Mereka berdua memasuki lift bersama.

Rigel mengangguk lagi, sambil menarik tangan Ose sedikit agar lebih mendekat ke arahnya.

"Beruntung banget lo punya mereka berdua."

"Iya."

"Jangan suruh orang-orang berharga di hidup lo pergi lagi. Nanti kalau mereka beneran pergi, lo yang nyesel. Ngerti, Gel?"

"Ngerti."

"Good boy."

Rigel menelan ludah saat menyadari jari-jari Ose sedang menyelip di antara sela-sela jarinya.

Dan ketika tangan mereka saling menggenggam, Rigel dan Ose sama-sama diam, hanya menikmati kehangatan yang kini sedang menyebar ke dada masing-masing.

"Gue keluar dulu kalau gitu," bisik Ose akhirnya. Wanita itu melepaskan genggamannya sebelum kemudian melangkah keluar karena lift sudah terbuka di lantai tempat kantornya berada.

Lalu Rigel kembali tersenyum.

Senyuman itu tetap bertahan di wajahnya ketika ia sudah keluar dari lift dan berjalan menuju meja Jena. Sahabatnya itu tampaknya tak menyadari kehadirannya karena sedang memberikan konsentrasi penuh pada layar ponselnya.

"Jen."

Karena panggilannya, Jena mendongak lalu ikut tersenyum. "Cerah banget muka lo. Seneng lo ya, karena Ibu udah pulang?"

Rigel mengangguk dengan senyum yang masih terkembang. "Gue mau bilang terima kasih karena lo udah sering jenguk Ibu."

"Nggak perlu. Ibu udah gue anggap kayak Ibu gue sendiri."

"Ada ucapan terima kasih juga dari Ose buat kiriman makanannya."

"Ose juga udah gue anggap kayak adik gue sendiri, kok."

Hati Rigel tersentuh. Ia tahu betul kalau Jena tak pernah perhitungan untuk urusan menolong orang lain.
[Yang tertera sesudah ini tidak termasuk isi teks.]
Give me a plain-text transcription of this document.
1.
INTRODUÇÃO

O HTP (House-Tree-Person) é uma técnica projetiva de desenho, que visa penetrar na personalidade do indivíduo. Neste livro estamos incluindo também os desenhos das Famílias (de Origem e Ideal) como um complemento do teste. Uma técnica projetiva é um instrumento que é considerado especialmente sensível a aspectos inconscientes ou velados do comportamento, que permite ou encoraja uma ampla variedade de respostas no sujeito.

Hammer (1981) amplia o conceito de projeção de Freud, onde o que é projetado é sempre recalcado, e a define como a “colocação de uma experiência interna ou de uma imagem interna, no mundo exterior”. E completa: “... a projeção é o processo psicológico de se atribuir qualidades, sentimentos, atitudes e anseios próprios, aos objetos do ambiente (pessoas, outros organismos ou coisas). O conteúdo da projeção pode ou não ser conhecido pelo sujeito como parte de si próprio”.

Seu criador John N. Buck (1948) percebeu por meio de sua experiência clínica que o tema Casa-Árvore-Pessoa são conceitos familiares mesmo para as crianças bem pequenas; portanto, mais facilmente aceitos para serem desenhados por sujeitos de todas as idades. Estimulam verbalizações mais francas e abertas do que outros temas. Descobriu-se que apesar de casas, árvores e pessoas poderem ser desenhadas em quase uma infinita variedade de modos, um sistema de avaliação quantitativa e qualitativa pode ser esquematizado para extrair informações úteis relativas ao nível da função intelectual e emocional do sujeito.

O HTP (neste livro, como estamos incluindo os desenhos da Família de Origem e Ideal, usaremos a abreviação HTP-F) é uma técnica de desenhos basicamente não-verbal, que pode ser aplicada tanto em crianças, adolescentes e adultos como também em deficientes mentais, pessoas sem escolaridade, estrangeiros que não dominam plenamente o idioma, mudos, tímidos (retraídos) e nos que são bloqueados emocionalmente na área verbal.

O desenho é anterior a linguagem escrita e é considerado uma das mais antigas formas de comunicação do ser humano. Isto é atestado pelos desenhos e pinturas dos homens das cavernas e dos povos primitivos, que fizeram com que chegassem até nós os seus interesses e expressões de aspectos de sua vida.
Tapi kini rasa sayang pada sahabatnya itu jadi berkali-kali lipat lebih banyak dari sebelumnya.

"Makasih sekali lagi, Jen. Sorry kalau gue sering ngerepotin lo dan Leon."

"It's okay. Kayak ke siapa aja."

"Lo mau minta imbalan apa dari gue?"

"Ngomong apa sih lo", tiba-tiba Jena terdiam, "tapi karena lo nawarin imbalan, jadi gimana kalau kita main bareng? Udah lama juga kita nggak pergi bareng. Nanti malam yuk, pulang kantor. Sekalian ngenalin Ose ke Jinan, deh."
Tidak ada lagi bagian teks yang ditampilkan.